René Roux, rettore della FTL: «Il boom della fede via etere e web interroga i teologi»

Tra le limitazioni imposte dalle misure emanate per rallentare la diffusione del contagio vi è stata anche quella di sospendere le celebrazioni liturgiche. Pare che nella storia non fosse mai stata presa una decisione di queste proporzioni. In fin dei conti, le chiese ed i santuari sono sempre stati luoghi di rifugio e fonti di consolazione nei momenti più bui della nostra storia. Per cercare di lenire gli effetti negativi di questa situazione e rispondere all’esigenza spirituale dei fedeli si sono moltiplicate le celebrazioni trasmesse dalle reti televisive così come altre iniziative religiose organizzate da singoli, sacerdoti e no, grazie alle possibilità oggi offerte dalla tecnologia informatica. So per esperienza personale quanto siano utili le Sante Messe trasmesse dalla televisione quando non sia possibile parteciparvi di persona, essendomi capitato alcuni anni fa di essere immobilizzato a seguito di un intervento chirurgico proprio durante la Settimana Santa. Ciò però che non avrei mai potuto immaginare, e con me credo pure tutta la gerarchia cattolica assieme a molti direttori di canali televisivi, è stato il successo di ascolto che le liturgie hanno avuto in questi momenti così drammatici. La preghiera da San Pietro il venerdì sera prima della Settimana Santa sembra aver superato i 17 milioni di ascoltatori. A tutti i livelli si sono organizzati eventi, da celebrazioni eucaristiche a rosari, processioni consacrazioni alla Madonna in presenza di autorità civili rigorosamente a distanza di sicurezza. Un simile, rinnovato, interesse per le celebrazioni cultuali interpella anche la teologia accademica – quella per intenderci che si pratica nelle facoltà teologiche e viene insegnata ai futuri preti, operatori pastorali ed insegnanti di religione.
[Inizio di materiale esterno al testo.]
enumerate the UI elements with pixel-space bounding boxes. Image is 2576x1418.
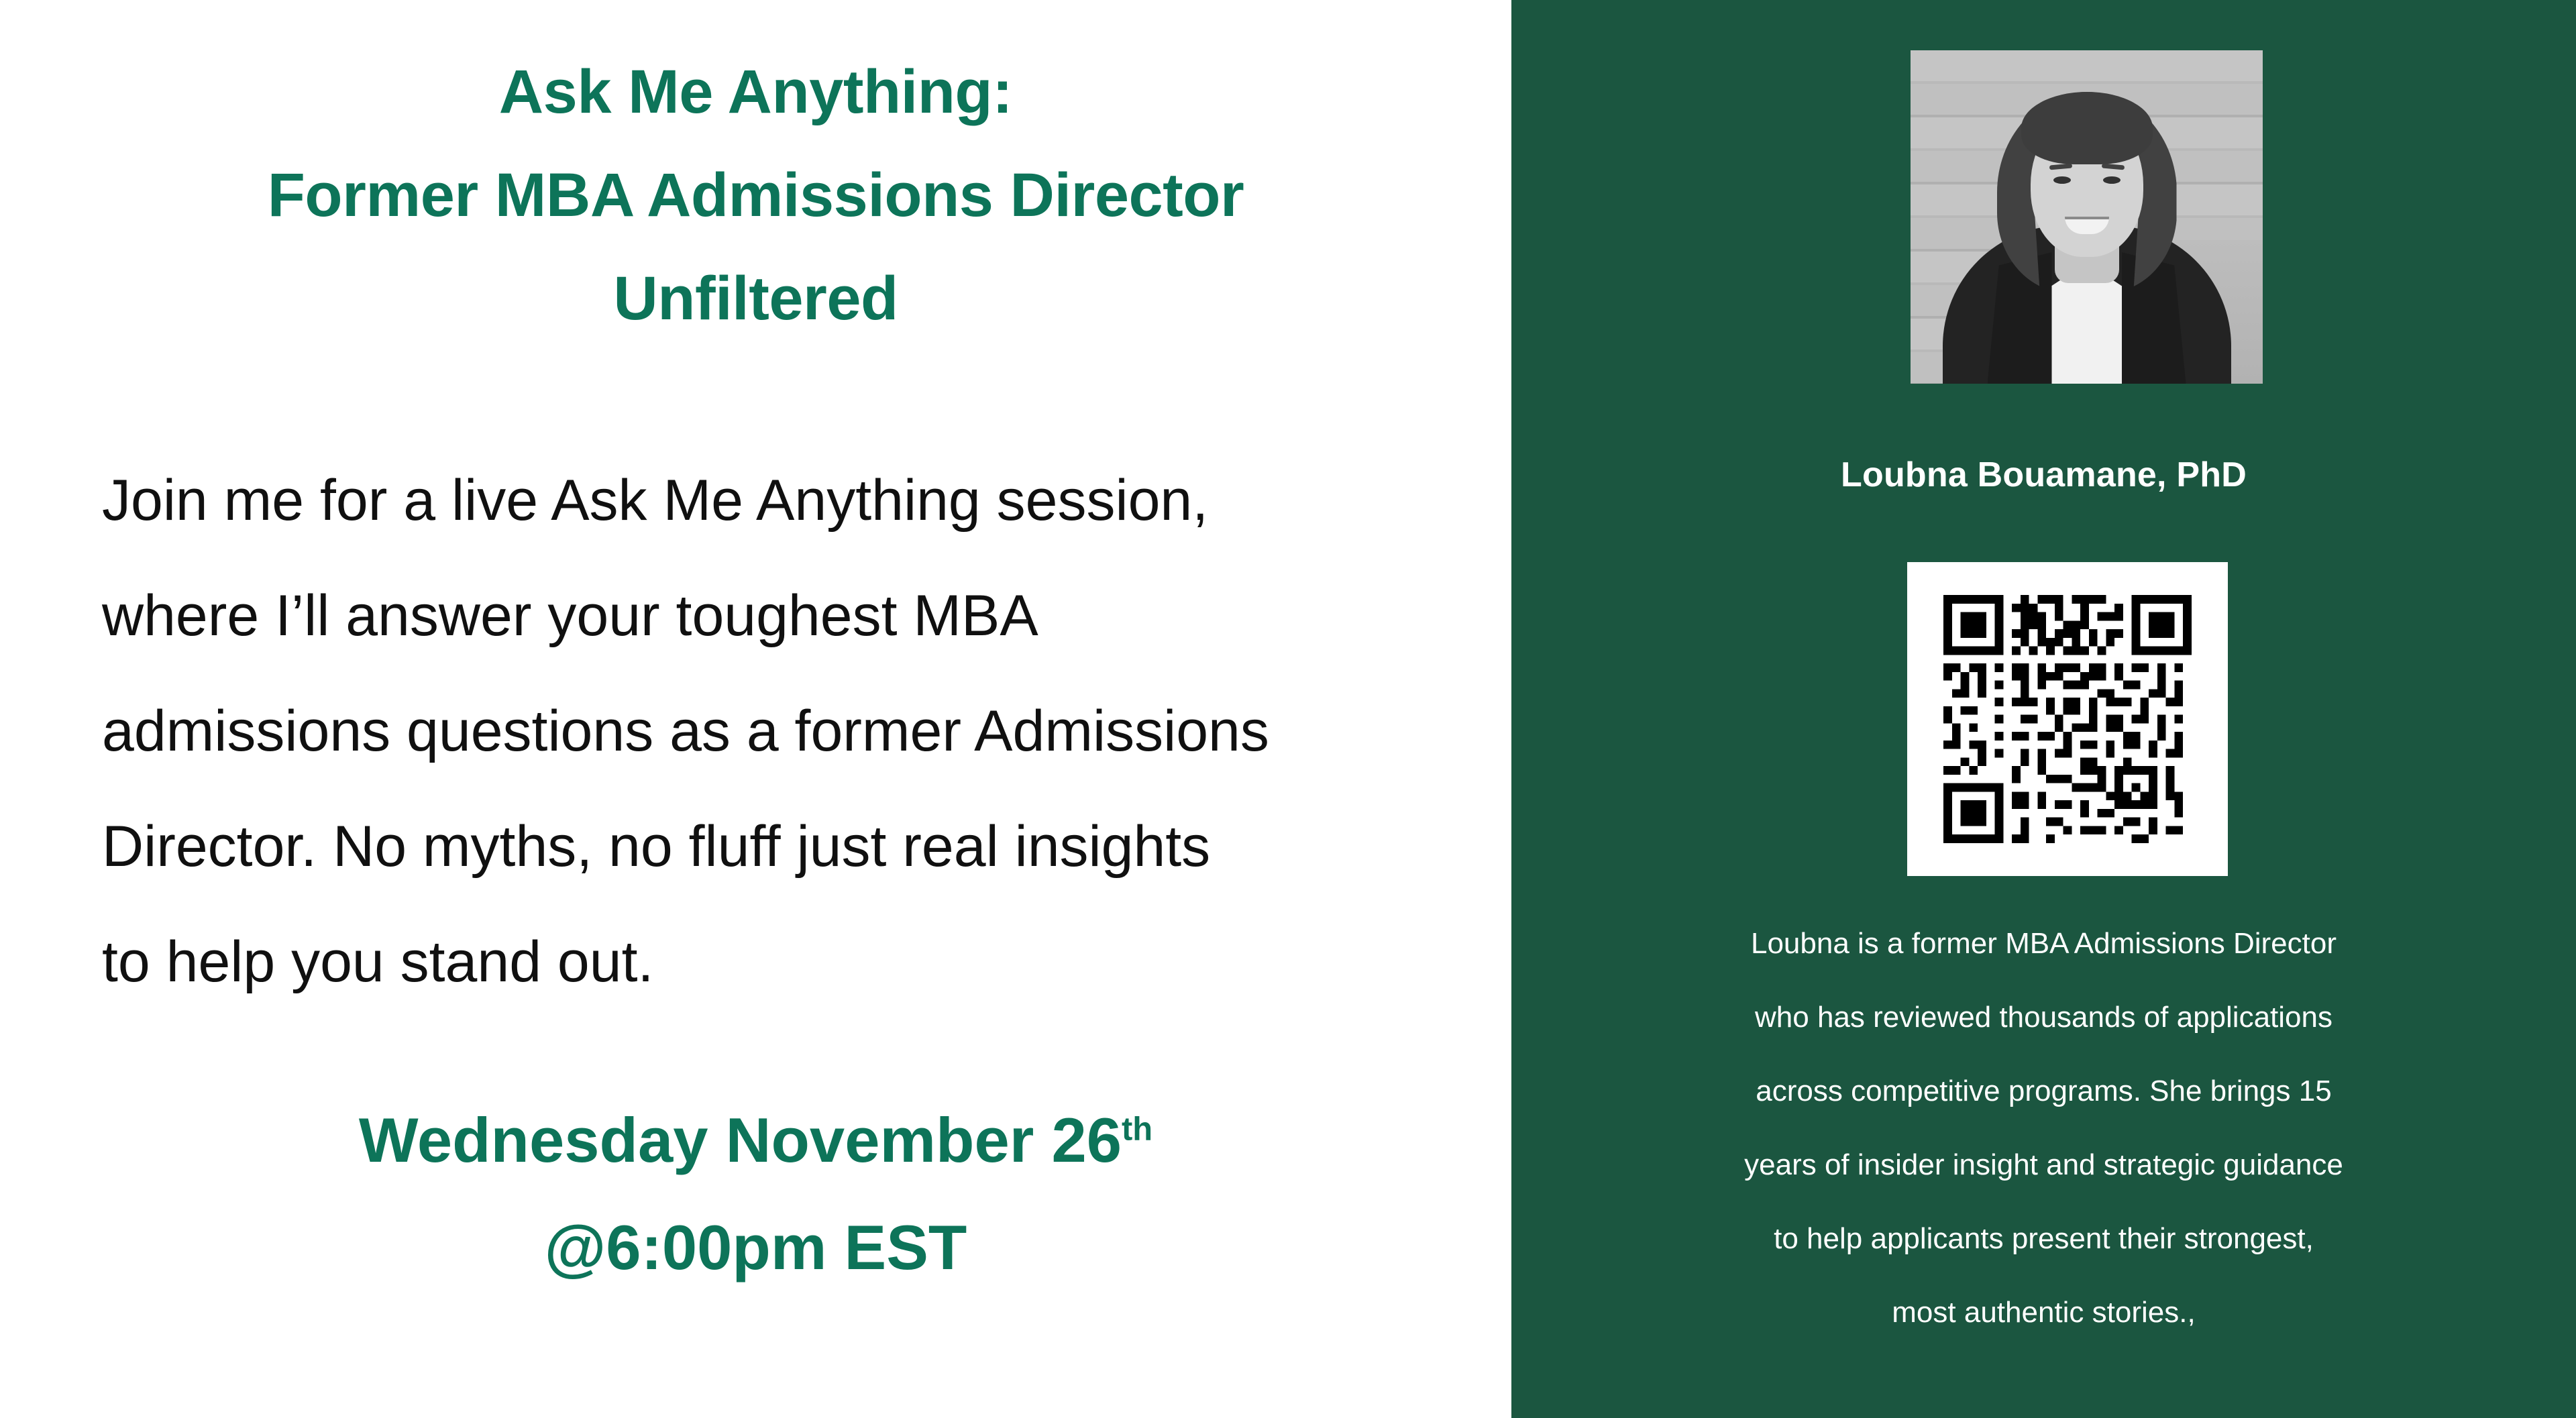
speaker-bio: Loubna is a former MBA Admissions Direct… (1525, 907, 2563, 1350)
event-time: @6:00pm EST (0, 1194, 1511, 1301)
description-line-5: to help you stand out. (102, 904, 1450, 1020)
bio-line-5: to help applicants present their stronge… (1525, 1202, 2563, 1276)
right-speaker-panel: Loubna Bouamane, PhD (1511, 0, 2576, 1418)
photo-eye-right (2103, 176, 2121, 184)
bio-line-3: across competitive programs. She brings … (1525, 1054, 2563, 1128)
headshot-photo (1911, 50, 2263, 384)
headline-line-1: Ask Me Anything: (0, 40, 1511, 144)
description-line-2: where I’ll answer your toughest MBA (102, 558, 1450, 673)
event-date-text: Wednesday November 26 (359, 1105, 1122, 1175)
event-date: Wednesday November 26th (0, 1087, 1511, 1194)
headline-line-3: Unfiltered (0, 247, 1511, 350)
event-flyer: Ask Me Anything: Former MBA Admissions D… (0, 0, 2576, 1418)
bio-line-1: Loubna is a former MBA Admissions Direct… (1525, 907, 2563, 981)
description-line-3: admissions questions as a former Admissi… (102, 673, 1450, 789)
qr-code-icon (1943, 595, 2192, 843)
photo-eye-left (2053, 176, 2071, 184)
photo-hair-top (2021, 92, 2153, 164)
page-title: Ask Me Anything: Former MBA Admissions D… (0, 40, 1511, 350)
event-date-ordinal: th (1122, 1111, 1152, 1148)
bio-line-2: who has reviewed thousands of applicatio… (1525, 981, 2563, 1054)
description-line-4: Director. No myths, no fluff just real i… (102, 789, 1450, 904)
bio-line-6: most authentic stories., (1525, 1276, 2563, 1350)
event-datetime: Wednesday November 26th @6:00pm EST (0, 1087, 1511, 1301)
speaker-name: Loubna Bouamane, PhD (1511, 455, 2576, 495)
left-content-panel: Ask Me Anything: Former MBA Admissions D… (0, 0, 1511, 1418)
description-line-1: Join me for a live Ask Me Anything sessi… (102, 443, 1450, 558)
description-paragraph: Join me for a live Ask Me Anything sessi… (102, 443, 1450, 1020)
headline-line-2: Former MBA Admissions Director (0, 144, 1511, 247)
bio-line-4: years of insider insight and strategic g… (1525, 1128, 2563, 1202)
qr-code[interactable] (1907, 562, 2228, 876)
Essa non potrà esimersi dall’analizzare con attenzione un dato che contrasta in larga misura l’opinione dominante di una progressiva irrilevanza sociale del cristianesimo e che mette di fatto in discussione alcune delle strategie pastorali più diffuse nella Chiesa cattolica degli ultimi anni.
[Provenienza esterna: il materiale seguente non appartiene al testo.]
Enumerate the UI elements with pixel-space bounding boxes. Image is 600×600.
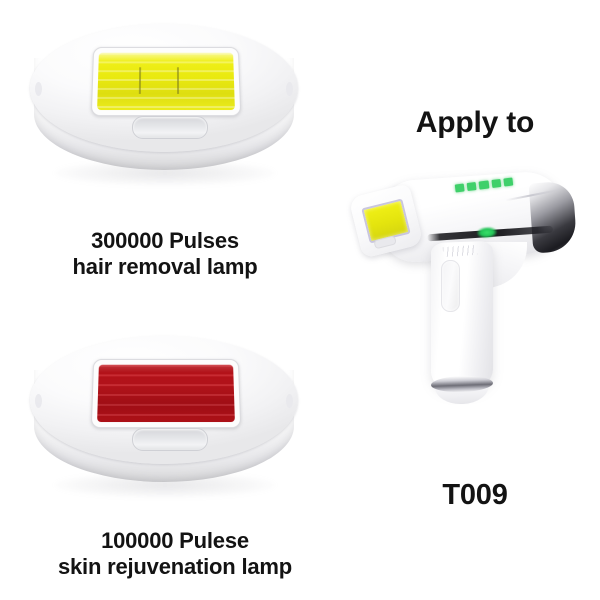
cartridge-rim-nub-right <box>286 82 293 96</box>
device-handle[interactable] <box>431 241 493 391</box>
yellow-lamp-glass <box>97 53 235 110</box>
device-model-label: T009 <box>395 478 555 512</box>
hair-removal-lamp-cartridge[interactable] <box>28 24 300 206</box>
hair-removal-lamp-caption: 300000 Pulses hair removal lamp <box>15 228 315 280</box>
red-lamp-glass <box>97 365 235 422</box>
caption-line-1: 300000 Pulses <box>15 228 315 254</box>
skin-rejuvenation-lamp-cartridge[interactable] <box>28 336 300 518</box>
caption-line-1: 100000 Pulese <box>15 528 335 554</box>
apply-to-label: Apply to <box>350 105 600 140</box>
cartridge-release-tab[interactable] <box>132 116 208 139</box>
cartridge-release-tab[interactable] <box>132 428 208 451</box>
cartridge-rim-nub-right <box>286 394 293 408</box>
device-power-led-icon <box>477 226 498 238</box>
apply-to-heading: Apply to <box>350 105 600 140</box>
level-segment <box>455 183 465 192</box>
level-segment <box>467 182 477 191</box>
lamp-window-frame <box>91 359 241 428</box>
caption-line-2: hair removal lamp <box>15 254 315 280</box>
skin-rejuvenation-lamp-caption: 100000 Pulese skin rejuvenation lamp <box>15 528 335 580</box>
cartridge-rim-nub-left <box>35 394 42 408</box>
model-number: T009 <box>395 478 555 512</box>
product-image-canvas: 300000 Pulses hair removal lamp 100000 P… <box>0 0 600 600</box>
lamp-window-frame <box>91 47 241 116</box>
caption-line-2: skin rejuvenation lamp <box>15 554 335 580</box>
lamp-filament-icon <box>139 67 141 93</box>
level-segment <box>491 179 501 188</box>
cartridge-rim-nub-left <box>35 82 42 96</box>
lamp-filament-icon <box>177 67 179 93</box>
device-power-button[interactable] <box>441 260 460 312</box>
ipl-handheld-device[interactable] <box>355 168 585 443</box>
level-segment <box>479 180 489 189</box>
level-segment <box>503 177 513 186</box>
Tra le prime reazioni a questo fenomeno si sono fatte sentire voci molto critiche, soprattutto di area cattolica tedesca, ma diffuse anche da noi. Esse hanno pubblicamente criticato la celebrazione dell’Eucarestia senza il popolo, per il fatto che, mettendo di nuovo al centro la figura del sacerdote unico «attore», sarebbe una rinnovata manifestazione di centralismo clericale non in linea con il concilio Vaticano II. Non parliamo poi dell’atteggiamento di sufficienza nei confronti delle manifestazioni di pietà popolare, viste come espressione di una fede non adulta e non adatta a uomini e donne del XXI° secolo. Altri esperti, al contrario, hanno messo in risalto come, proprio nella tristezza di non poter avere celebrazioni eucaristiche con la presenza fisica del popolo, il senso di fede del popolo di Dio stia ricordando a tutti, preti e teologi compresi, che la santa messa è un sacramento con un valore oggettivo che non dipende dall’assemblea e quindi ha un senso celebrarla anche in queste circostanze, a beneficio di tutti. Inoltre, l’interesse eccezionale mostrato per queste celebrazioni fa nuovamente riemergere lo scopo primo dell’atto cultuale pubblico della Chiesa, che è il rapporto con Dio. Anche la teoria che riteneva la religiosità popolare tradizionale come una fase primitiva destinata ad evolversi, ha ormai dimostrato la sua infondatezza a livello sociologico. Si fa strada in alcuni il dubbio che la linea dominante all’interno della teologia accademica, da anni alleata dell’episcopato mondiale nel lavoro di riforma della Chiesa ed impegnata nel rinnovamento della liturgia per renderla sempre più vicina alla gente, abbia finito per sottolineare in modo squilibrato la dimensione comunitaria ed intellettuale della liturgia al punto da distrarre l’attenzione dalla realtà sacrale del mistero e che ciò possa aver favorito lo svuotamento progressivo delle nostre chiese a vantaggio di forme alternative di religiosità al di fuori della tradizione cristiana. Come si vede, il Coronavirus senza volerlo sta dando nuovi contorni ad un dibattito intra-ecclesiale che con ogni probabilità continuerà ad occuparci anche dopo che, a Dio piacendo, il virus sarà stato sconfitto.